Sheinbaum et Illa exposent l'alliance technologique entre le Mexique et la Catalogne à Barcelone

La présidente du Mexique, Claudia Sheinbaum, a visité dimanche le Centre de calcul intensif de Barcelone (BSC), accompagnée du président de la Generalitat, Salvador Illa ; la ministre de la Science, de l'Innovation et des Universités, Diana Morant ; et le maire de Barcelone, Jaume Collboni, dans une nouvelle scène du rapprochement technologique du Mexique et de la Catalogne. Cette visite intervient un jour seulement après la participation du président mexicain à la IVe Rencontre de défense de la démocratie, organisée dans la capitale catalane, et quatre mois après la visite d'Illa à Jalisco, où le BSC a parrainé le Centre d'analyse de données et de calcul intensif de l'Université de Guadalajara (CADS).

La visite de l'un des principaux nœuds scientifiques d'Europe vise à renforcer la coopération entre les deux territoires.

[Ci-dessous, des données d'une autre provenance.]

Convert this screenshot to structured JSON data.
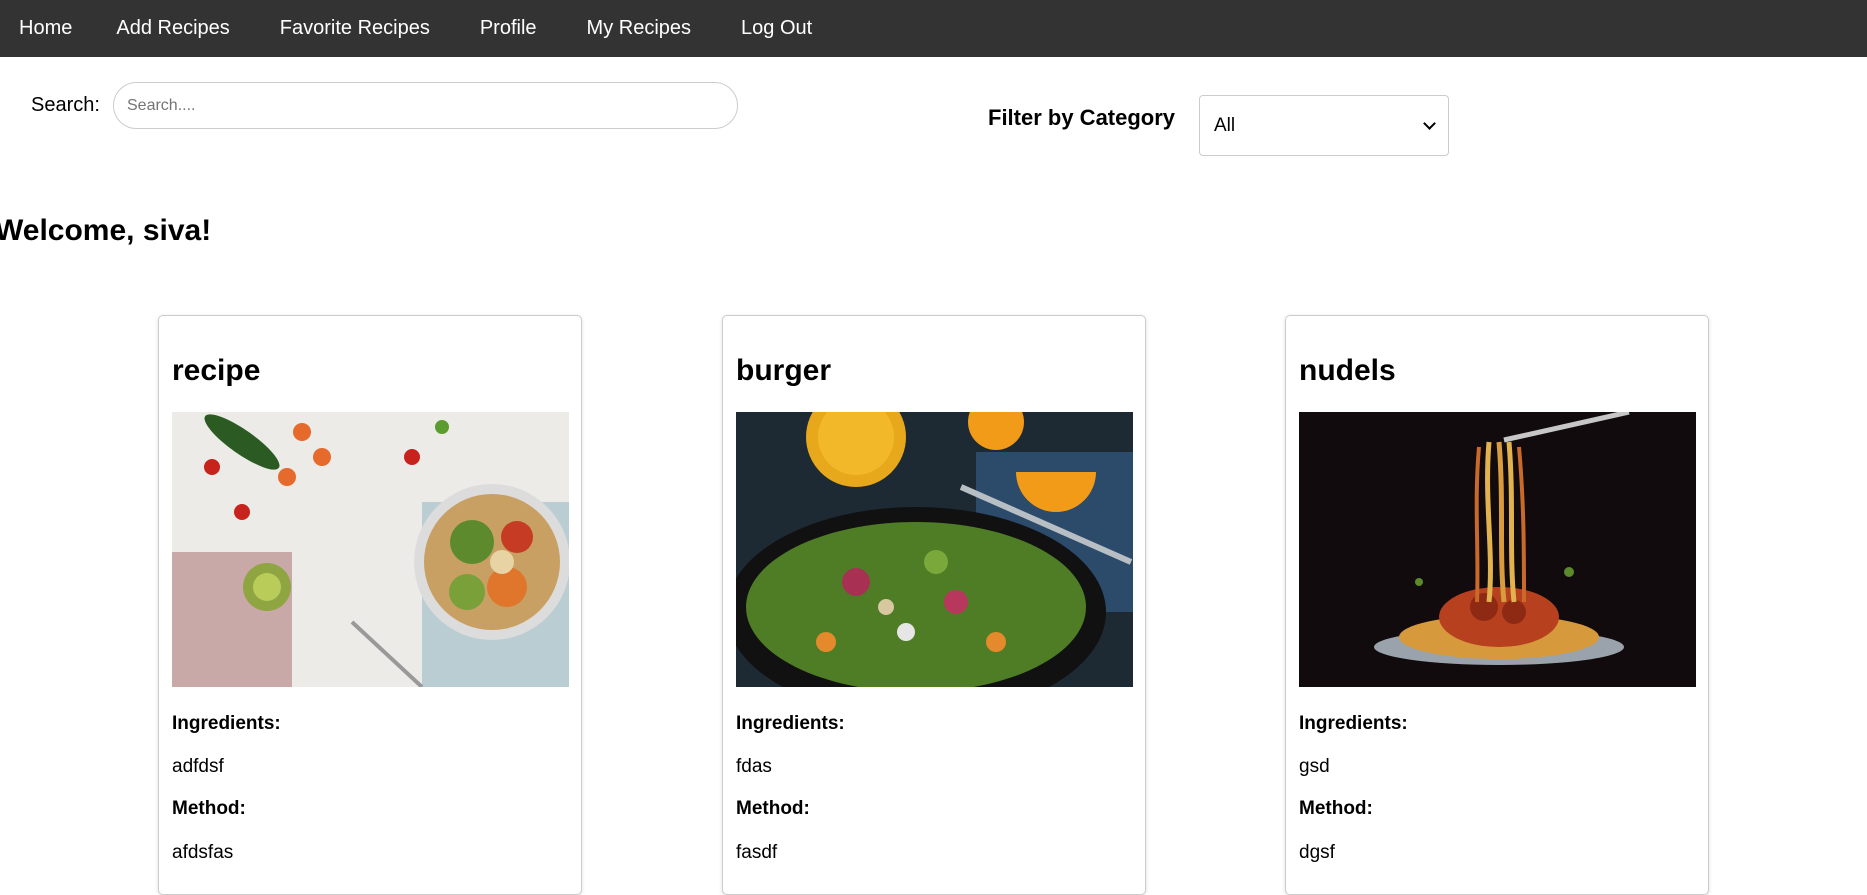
{
  "nav": {
    "items": [
      {
        "label": "Home"
      },
      {
        "label": "Add Recipes"
      },
      {
        "label": "Favorite Recipes"
      },
      {
        "label": "Profile"
      },
      {
        "label": "My Recipes"
      },
      {
        "label": "Log Out"
      }
    ]
  },
  "search": {
    "label": "Search:",
    "placeholder": "Search....",
    "value": ""
  },
  "filter": {
    "label": "Filter by Category",
    "selected": "All"
  },
  "welcome": "Welcome, siva!",
  "recipes": [
    {
      "title": "recipe",
      "image_icon": "salad-bowl-image",
      "ingredients_label": "Ingredients:",
      "ingredients": "adfdsf",
      "method_label": "Method:",
      "method": "afdsfas"
    },
    {
      "title": "burger",
      "image_icon": "salad-plate-image",
      "ingredients_label": "Ingredients:",
      "ingredients": "fdas",
      "method_label": "Method:",
      "method": "fasdf"
    },
    {
      "title": "nudels",
      "image_icon": "spaghetti-image",
      "ingredients_label": "Ingredients:",
      "ingredients": "gsd",
      "method_label": "Method:",
      "method": "dgsf"
    }
  ],
  "colors": {
    "navbar_bg": "#333333",
    "navbar_text": "#ffffff",
    "border": "#cccccc"
  }
}
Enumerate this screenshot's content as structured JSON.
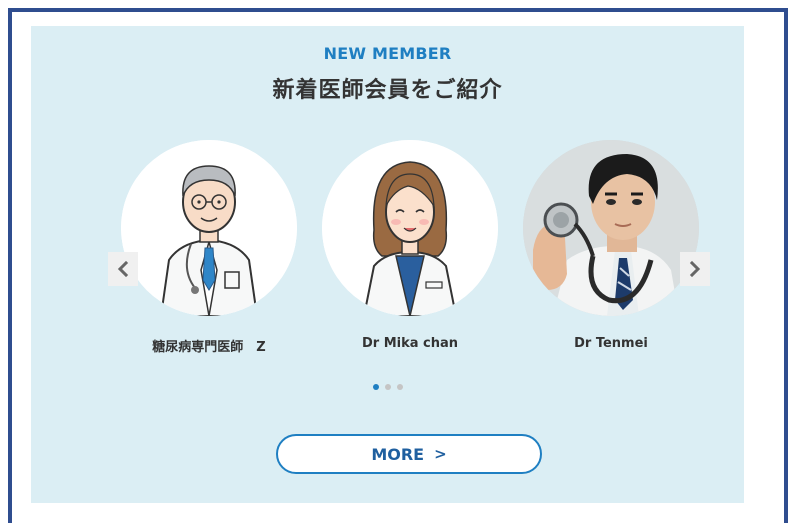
{
  "section": {
    "eyebrow": "NEW MEMBER",
    "title": "新着医師会員をご紹介"
  },
  "members": [
    {
      "name": "糖尿病専門医師　Z",
      "avatar": "elderly-doctor-illustration"
    },
    {
      "name": "Dr Mika chan",
      "avatar": "female-doctor-illustration"
    },
    {
      "name": "Dr Tenmei",
      "avatar": "doctor-with-stethoscope-photo"
    }
  ],
  "carousel": {
    "prev_icon": "chevron-left-icon",
    "next_icon": "chevron-right-icon",
    "page_count": 3,
    "active_page": 1
  },
  "more_button": {
    "label": "MORE",
    "icon": "chevron-right-icon"
  },
  "colors": {
    "accent": "#1f7fc2",
    "panel_bg": "#dbeef4",
    "frame_border": "#2f4d8f"
  }
}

La Catalogne est devenue un partenaire stratégique des projets du Mexique visant à renforcer sa souveraineté technologique, et le BSC constitue un élément central de cette stratégie. « Nous voulons montrer des installations de haut niveau », a souligné le leader de la Generalitat à son arrivée, visiblement satisfait de la présence de Sheinbaum dans une installation qui fait office de lettre d'introduction au modèle scientifique catalan.

La visite a été accompagnée par une délégation très variée. La directrice de la Recherche et des Universités, Núria Montserrat, s'est jointe à nous ; le porte-parole du Comuns et premier secrétaire du Conseil du Congrès, Gerardo Pisarello, et le chanteur Joan Manuel Serrat.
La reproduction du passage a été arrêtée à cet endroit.